Awesome Lists containing this project

README

        
## Replacing Mobile Camera ISP with a Single Deep Learning Model









#### 1. Overview [[Paper]](https://arxiv.org/pdf/2002.05509.pdf) [[PyTorch Implementation]](https://github.com/aiff22/PyNET-PyTorch) [[Project Webpage]](http://people.ee.ethz.ch/~ihnatova/pynet.html)

This repository provides the implementation of the RAW-to-RGB mapping approach and PyNET CNN presented in [this paper](https://arxiv.org/). The model is trained to convert **RAW Bayer data** obtained directly from mobile camera sensor into photos captured with a professional Canon 5D DSLR camera, thus replacing the entire hand-crafted ISP camera pipeline. The provided pre-trained PyNET model can be used to generate full-resolution **12MP photos** from RAW (DNG) image files captured using the Sony Exmor IMX380 camera sensor. More visual results of this approach for the Huawei P20 and BlackBerry KeyOne smartphones can be found [here](http://people.ee.ethz.ch/~ihnatova/pynet.html#demo).




#### 2. Prerequisites

- Python: scipy, numpy, imageio and pillow packages

- [TensorFlow 1.X](https://www.tensorflow.org/install/) + [CUDA cuDNN](https://developer.nvidia.com/cudnn)

- Nvidia GPU




#### 3. First steps

- Download the pre-trained [VGG-19 model](https://polybox.ethz.ch/index.php/s/7z5bHNg5r5a0g7k) [Mirror](https://drive.google.com/file/d/0BwOLOmqkYj-jMGRwaUR2UjhSNDQ/view?usp=sharing&resourcekey=0-Ff-0HUQsoKJxZ84trhsHpA) and put it into `vgg_pretrained/` folder.

- Download the pre-trained [PyNET model](https://drive.google.com/file/d/1txsJaCbeC-Tk53TPlvVk3IPpRw1Ro3BS/view?usp=sharing) and put it into `models/original/` folder.

- Download [Zurich RAW to RGB mapping dataset](http://people.ee.ethz.ch/~ihnatova/pynet.html#dataset) and extract it into `raw_images/` folder.    

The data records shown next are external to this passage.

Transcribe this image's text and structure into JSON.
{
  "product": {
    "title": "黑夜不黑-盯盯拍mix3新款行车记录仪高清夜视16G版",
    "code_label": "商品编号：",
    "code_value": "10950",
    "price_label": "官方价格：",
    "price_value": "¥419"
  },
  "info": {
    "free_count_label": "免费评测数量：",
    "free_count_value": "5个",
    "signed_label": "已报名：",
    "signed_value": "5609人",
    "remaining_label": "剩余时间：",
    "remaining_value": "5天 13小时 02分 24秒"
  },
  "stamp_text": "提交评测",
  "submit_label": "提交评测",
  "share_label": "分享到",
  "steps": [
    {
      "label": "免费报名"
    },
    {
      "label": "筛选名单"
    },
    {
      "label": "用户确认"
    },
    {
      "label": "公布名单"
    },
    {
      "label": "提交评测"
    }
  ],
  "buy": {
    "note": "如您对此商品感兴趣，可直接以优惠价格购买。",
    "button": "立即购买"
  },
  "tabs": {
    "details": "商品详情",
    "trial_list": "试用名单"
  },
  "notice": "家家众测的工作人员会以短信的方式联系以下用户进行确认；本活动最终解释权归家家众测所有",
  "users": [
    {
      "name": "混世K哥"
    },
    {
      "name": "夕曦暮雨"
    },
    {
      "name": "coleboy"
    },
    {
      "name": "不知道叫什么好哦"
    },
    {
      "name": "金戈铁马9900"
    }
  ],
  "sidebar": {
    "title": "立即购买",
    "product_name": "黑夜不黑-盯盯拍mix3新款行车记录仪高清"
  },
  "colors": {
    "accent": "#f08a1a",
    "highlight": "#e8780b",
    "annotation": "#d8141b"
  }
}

  This folder should contain three subfolders: `train/`, `test/` and `full_resolution/`

  

  *Please note that Google Drive has a quota limiting the number of downloads per day. To avoid it, you can login to your Google account and press "Add to My Drive" button instead of a direct download. Please check [this issue](https://github.com/aiff22/PyNET/issues/4) for more information.* 




#### 4. PyNET CNN









PyNET architecture has an inverted pyramidal shape and is processing the images at **five different scales** (levels). The model is trained sequentially, starting from the lowest 5th layer, which allows to achieve good reconstruction results at smaller image resolutions. After the bottom layer is pre-trained, the same procedure is applied to the next level till the training is done on the original resolution. Since each higher level is getting **upscaled high-quality features** from the lower part of the model, it mainly learns to reconstruct the missing low-level details and refines the results. In this work, we are additionally using one transposed convolutional layer (Level 0) on top of the model that upsamples the image to its target size.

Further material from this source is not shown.